Secondary fuses protect the downstream circuitry and wiring, the primary fuse will blow if there's a secondary short due to the massive primary current draw that will trigger. Basically size the primary fuse to prevent the transformer catching fire. A hard short will either blow the rectifier or the primary fuse anyway, but secondary fuses are probably cheaper than bridge rectifiers(!) If you omit secondary fuse the downstream wiring should be generously rated (as least as thick as the secondary windings).


If there's an auxiliary secondary of lower power, that could short without pulling enough power to blow the primary fuse - that kind of winding does need a fuse I think, especially if at the surface of the winding stack.
 
Thanks again, and just one more question: the 3.47A at secondaries refer to full power? I'm buying several slow fuses: 5A, 6.3A and 8A.

3.47A is nominal current, thus maximum (nominal) current. It is not like for a power supply with a current limiter where the maximum current may be well defined. For transformers, the temperature inside the transformer is important for deciding its nominal power. You may have higher currents temporarily. This is why a 4A fuse would leave too little margin.
If 5A blows when you start up the power supply, try 6.3A.
 
Good afternoon/evening to all,

I bought an Amplimo toroid which shows two white wires for the primary. At diagram (below), it shows the dotted mark in one white wire for the "live/hot", but on the actual xmer there is no indication at all. The secondaries are easy to identify by the different colours.
An email was sent to Amplimo, but no answer/reply so far.
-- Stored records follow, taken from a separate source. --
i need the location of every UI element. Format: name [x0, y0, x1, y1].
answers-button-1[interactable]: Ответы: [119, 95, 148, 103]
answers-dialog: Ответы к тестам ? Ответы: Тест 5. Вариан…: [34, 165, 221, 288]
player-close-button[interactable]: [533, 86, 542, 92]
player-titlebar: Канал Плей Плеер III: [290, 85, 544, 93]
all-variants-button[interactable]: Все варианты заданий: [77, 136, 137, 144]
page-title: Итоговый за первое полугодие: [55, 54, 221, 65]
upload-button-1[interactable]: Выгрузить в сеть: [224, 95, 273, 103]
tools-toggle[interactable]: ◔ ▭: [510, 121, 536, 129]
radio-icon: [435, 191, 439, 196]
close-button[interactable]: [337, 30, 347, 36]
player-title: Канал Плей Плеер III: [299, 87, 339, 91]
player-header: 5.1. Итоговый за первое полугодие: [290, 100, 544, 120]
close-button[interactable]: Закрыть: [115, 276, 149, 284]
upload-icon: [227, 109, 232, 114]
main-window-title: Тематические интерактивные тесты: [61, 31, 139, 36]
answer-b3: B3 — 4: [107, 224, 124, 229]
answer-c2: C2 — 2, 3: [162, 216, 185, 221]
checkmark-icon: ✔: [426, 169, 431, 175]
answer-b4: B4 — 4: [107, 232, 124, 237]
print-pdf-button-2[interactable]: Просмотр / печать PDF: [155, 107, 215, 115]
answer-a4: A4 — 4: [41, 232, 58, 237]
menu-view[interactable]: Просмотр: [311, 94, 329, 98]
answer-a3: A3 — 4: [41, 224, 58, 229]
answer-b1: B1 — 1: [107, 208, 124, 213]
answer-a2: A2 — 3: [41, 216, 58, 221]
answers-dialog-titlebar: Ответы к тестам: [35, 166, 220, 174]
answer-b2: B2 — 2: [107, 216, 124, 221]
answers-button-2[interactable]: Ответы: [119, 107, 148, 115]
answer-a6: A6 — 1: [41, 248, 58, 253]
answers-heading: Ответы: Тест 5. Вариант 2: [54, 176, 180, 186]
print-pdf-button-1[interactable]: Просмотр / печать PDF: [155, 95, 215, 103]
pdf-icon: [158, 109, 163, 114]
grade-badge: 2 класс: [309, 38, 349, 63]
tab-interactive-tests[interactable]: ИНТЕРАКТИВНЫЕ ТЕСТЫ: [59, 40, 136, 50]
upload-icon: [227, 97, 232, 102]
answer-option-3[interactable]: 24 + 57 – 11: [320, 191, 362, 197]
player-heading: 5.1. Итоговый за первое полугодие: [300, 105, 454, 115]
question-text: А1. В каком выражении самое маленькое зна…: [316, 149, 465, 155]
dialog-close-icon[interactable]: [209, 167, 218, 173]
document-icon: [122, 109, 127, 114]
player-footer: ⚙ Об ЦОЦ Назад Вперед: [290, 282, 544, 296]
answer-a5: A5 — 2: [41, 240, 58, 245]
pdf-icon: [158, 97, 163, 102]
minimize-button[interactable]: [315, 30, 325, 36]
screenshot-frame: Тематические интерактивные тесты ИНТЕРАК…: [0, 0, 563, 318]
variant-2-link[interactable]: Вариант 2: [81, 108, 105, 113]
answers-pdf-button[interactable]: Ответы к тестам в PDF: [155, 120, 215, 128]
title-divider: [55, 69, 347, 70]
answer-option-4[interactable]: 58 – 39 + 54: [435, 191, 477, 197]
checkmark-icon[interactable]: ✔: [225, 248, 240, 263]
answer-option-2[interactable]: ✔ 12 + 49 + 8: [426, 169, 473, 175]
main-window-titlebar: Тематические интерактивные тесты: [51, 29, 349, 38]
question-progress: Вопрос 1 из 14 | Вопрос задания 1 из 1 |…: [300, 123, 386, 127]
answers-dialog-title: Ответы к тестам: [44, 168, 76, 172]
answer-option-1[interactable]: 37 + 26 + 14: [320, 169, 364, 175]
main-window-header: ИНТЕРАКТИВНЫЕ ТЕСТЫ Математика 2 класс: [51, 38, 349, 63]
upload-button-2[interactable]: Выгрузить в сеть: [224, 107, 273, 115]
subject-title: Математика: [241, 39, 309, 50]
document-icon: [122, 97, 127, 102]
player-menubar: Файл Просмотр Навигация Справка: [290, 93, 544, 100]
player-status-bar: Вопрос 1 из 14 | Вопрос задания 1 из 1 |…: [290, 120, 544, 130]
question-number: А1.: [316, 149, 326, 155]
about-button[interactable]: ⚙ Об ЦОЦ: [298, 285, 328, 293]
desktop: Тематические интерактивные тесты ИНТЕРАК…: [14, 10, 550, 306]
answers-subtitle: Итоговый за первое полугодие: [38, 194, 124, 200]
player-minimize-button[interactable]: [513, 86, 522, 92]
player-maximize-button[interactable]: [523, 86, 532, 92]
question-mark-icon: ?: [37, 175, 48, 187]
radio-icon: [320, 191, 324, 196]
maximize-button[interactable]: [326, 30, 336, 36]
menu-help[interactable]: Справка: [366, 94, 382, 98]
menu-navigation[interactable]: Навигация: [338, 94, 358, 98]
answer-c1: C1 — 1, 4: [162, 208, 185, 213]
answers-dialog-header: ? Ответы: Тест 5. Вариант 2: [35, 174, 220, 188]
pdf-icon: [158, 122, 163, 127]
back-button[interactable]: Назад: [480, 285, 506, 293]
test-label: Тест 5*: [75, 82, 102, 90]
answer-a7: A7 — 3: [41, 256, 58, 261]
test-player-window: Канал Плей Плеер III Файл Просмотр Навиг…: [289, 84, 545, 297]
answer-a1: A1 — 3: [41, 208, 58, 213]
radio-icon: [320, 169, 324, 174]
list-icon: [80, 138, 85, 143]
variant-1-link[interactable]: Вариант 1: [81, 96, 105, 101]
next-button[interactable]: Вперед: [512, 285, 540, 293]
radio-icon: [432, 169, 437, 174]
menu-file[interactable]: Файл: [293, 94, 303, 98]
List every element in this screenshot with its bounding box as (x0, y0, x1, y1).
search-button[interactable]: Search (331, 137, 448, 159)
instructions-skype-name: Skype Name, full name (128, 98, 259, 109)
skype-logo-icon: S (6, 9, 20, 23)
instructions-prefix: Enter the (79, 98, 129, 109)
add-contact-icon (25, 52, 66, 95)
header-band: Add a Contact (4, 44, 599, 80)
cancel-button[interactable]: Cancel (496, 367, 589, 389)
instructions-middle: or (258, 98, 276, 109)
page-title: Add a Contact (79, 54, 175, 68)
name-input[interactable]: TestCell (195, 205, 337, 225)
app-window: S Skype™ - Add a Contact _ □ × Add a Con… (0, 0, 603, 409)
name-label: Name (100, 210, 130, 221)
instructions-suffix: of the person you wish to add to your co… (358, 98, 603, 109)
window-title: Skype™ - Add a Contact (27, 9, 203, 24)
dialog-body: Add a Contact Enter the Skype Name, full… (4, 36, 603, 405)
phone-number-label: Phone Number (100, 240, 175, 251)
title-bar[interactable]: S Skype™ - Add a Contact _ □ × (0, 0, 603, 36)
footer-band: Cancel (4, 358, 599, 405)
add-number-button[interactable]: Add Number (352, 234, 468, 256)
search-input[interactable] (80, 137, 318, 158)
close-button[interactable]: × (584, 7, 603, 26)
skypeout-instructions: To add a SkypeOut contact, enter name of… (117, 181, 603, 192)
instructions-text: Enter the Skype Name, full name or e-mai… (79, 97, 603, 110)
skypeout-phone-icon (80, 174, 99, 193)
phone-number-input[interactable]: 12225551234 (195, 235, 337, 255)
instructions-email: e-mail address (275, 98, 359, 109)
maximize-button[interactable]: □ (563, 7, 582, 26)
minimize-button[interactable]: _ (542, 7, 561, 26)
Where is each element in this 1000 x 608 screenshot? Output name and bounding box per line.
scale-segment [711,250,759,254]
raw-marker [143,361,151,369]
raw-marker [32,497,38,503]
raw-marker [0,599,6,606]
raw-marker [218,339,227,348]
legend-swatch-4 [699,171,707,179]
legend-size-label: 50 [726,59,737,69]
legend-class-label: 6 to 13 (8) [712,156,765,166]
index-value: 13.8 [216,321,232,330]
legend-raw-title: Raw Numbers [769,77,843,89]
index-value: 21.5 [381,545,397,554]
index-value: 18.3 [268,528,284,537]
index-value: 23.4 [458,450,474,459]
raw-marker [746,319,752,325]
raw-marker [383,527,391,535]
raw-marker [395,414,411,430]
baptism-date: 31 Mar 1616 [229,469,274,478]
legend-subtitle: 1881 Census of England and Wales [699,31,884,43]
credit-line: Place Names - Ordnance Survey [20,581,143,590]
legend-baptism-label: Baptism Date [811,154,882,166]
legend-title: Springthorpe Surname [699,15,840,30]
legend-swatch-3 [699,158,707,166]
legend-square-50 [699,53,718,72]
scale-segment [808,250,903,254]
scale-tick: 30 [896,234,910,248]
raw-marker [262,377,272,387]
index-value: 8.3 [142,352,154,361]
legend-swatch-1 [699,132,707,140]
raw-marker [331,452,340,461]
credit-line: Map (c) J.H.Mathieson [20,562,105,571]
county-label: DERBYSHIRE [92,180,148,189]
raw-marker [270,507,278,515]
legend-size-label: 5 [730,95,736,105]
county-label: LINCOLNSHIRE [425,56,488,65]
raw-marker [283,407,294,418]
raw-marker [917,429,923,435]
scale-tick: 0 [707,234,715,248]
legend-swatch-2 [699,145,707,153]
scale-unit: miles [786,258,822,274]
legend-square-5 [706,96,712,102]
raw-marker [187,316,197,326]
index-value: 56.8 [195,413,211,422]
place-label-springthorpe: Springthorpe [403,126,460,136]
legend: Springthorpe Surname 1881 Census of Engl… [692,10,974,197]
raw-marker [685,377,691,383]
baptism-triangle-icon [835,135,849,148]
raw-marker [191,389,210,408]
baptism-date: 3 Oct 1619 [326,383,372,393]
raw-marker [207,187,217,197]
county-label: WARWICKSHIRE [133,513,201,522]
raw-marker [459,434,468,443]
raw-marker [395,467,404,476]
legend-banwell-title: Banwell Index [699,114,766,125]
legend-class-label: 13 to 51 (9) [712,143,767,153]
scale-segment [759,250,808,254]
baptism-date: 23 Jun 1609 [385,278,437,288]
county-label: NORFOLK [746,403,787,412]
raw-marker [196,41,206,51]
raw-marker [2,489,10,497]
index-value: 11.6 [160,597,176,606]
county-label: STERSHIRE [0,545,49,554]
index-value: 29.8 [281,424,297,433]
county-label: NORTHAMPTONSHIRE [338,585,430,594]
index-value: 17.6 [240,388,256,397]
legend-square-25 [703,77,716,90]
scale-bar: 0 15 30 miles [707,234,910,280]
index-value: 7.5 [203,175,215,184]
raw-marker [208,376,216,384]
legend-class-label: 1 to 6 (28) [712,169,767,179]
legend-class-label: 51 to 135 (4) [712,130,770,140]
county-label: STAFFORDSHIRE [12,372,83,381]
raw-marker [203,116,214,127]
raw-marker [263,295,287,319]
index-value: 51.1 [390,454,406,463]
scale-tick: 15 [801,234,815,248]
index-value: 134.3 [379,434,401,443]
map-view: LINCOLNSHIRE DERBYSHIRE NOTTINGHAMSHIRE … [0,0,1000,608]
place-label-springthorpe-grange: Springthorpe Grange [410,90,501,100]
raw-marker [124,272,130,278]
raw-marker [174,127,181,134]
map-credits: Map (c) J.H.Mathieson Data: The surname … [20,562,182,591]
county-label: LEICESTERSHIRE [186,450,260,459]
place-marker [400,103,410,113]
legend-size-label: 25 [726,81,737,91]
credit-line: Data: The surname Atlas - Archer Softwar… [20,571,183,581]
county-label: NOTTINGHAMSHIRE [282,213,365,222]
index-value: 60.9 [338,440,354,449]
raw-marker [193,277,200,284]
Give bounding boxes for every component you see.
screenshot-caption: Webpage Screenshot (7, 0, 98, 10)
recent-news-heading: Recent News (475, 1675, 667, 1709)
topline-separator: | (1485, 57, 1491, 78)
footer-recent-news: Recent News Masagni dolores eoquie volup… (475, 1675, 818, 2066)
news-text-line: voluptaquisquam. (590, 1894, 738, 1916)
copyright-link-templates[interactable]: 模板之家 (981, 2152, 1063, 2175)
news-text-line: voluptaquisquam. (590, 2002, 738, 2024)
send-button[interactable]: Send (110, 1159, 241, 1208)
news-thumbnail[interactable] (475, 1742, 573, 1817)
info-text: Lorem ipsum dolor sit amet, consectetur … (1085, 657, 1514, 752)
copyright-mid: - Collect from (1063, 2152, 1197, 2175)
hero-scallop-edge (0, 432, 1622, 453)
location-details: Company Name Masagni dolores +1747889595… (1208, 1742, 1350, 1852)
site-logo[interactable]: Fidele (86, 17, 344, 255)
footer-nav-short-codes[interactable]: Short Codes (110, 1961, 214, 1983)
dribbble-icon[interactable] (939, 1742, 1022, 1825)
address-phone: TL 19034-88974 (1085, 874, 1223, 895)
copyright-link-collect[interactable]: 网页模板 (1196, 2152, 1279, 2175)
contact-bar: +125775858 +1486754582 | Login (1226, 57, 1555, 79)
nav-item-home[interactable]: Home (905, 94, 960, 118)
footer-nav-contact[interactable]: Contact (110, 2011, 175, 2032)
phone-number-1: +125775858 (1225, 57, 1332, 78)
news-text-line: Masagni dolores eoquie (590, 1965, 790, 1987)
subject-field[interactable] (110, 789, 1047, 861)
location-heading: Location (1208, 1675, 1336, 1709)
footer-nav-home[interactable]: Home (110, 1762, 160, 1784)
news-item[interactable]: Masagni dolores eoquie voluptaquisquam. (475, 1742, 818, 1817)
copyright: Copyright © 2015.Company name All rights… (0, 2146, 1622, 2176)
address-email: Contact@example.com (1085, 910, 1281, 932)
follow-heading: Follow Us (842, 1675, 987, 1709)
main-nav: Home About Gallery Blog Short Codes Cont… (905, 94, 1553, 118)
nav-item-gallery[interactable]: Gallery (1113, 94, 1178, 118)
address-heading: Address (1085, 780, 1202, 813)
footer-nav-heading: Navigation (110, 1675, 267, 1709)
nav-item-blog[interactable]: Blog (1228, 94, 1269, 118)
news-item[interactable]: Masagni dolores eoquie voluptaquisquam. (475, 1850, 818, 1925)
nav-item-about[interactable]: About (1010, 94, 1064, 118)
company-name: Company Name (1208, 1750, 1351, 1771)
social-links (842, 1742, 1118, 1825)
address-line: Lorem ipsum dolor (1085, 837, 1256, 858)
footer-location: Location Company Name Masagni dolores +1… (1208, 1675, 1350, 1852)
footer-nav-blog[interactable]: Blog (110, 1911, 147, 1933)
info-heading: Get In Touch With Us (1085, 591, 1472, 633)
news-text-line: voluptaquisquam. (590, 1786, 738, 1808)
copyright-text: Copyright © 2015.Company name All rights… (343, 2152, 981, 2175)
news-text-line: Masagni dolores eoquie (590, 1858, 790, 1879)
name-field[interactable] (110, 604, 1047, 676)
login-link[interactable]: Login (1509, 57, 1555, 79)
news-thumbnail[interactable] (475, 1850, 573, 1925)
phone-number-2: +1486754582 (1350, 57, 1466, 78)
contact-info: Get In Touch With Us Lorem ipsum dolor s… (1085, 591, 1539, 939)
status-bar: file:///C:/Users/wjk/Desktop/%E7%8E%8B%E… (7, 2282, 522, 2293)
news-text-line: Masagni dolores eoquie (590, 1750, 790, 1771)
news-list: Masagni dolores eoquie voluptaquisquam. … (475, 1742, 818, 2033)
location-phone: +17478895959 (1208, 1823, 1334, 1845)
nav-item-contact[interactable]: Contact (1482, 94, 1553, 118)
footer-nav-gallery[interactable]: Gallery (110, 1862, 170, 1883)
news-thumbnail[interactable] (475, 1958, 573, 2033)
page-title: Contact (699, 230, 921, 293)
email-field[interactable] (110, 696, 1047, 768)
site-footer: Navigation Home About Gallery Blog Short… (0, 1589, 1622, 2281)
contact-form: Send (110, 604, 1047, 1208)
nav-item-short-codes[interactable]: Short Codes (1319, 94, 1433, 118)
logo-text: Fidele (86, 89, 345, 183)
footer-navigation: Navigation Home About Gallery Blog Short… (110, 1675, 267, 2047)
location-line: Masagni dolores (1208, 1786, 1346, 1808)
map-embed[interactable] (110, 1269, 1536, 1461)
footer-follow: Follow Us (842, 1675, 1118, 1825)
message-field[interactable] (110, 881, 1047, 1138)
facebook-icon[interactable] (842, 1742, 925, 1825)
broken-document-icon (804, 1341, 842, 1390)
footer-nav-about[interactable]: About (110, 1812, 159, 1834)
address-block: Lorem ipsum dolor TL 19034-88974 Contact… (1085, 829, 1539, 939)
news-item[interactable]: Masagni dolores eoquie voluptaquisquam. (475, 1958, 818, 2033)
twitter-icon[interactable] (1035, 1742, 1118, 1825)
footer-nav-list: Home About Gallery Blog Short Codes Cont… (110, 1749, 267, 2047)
How could I identify "which" white wire should be wired to phase?

Thank you.

P.S.: Is it reasonable to put two ~10A fuses after the secondaries?

An externally hosted image should be here but it was not working when we last tested it.

You can determine polarity by a "kick" test,you need an analog voltmeter set to D.C. volts to do this.Hook up the voltmeter to one of the secondaries making note of which transformer wire goes to the voltmeter + lead.Then momentarily touch a 1.5 volt battery to the primary leads again making note of which transformer lead touches the battery + terminal.The voltmeter needle will either move up the scale briefely or down scale(peg at zero).If the voltmeter kicks upscale then the primary and secondary wires attatched to the voltmeter + lead and the battery + terminal are "in polarity" ie: dotted. You can then repeat the test moving the voltmeter to the other secondary (don't reverse the battery to the primary leads) and repeat the test. If the voltmeter kicks up then whatever secondary lead is connected to the votmeter + is in polarity.But as others have said it doesn't really matter in your situation.
 
Watch you don’t zap yourself doing the “kick test”. Yes, even with a AA cell battery any inductor can nail you if you manage to become series connected with it when it turns off. Harmless for the most part, but you could hurt yourself falling out of your chair, slamming your hand into something, or dropping the soldering iron into your lap.

The only time it really matters which phase the primary is in is if you series or parallel secondaries of two identical trafos. Use a dim bulb tester when you do that, until you get it clearly marked.
 
Hello all,

The phase identification is solved. But now it has another thing: at primary the (slow) 1.6A fuse blows "every now and then", even with no load (secondary disconnected)...

I've seen people placing a thermistor between the fuse and the primary of the toroid to attenuates the inrush current, but I'm not sure which one (value) to pick for this 300VA xformer.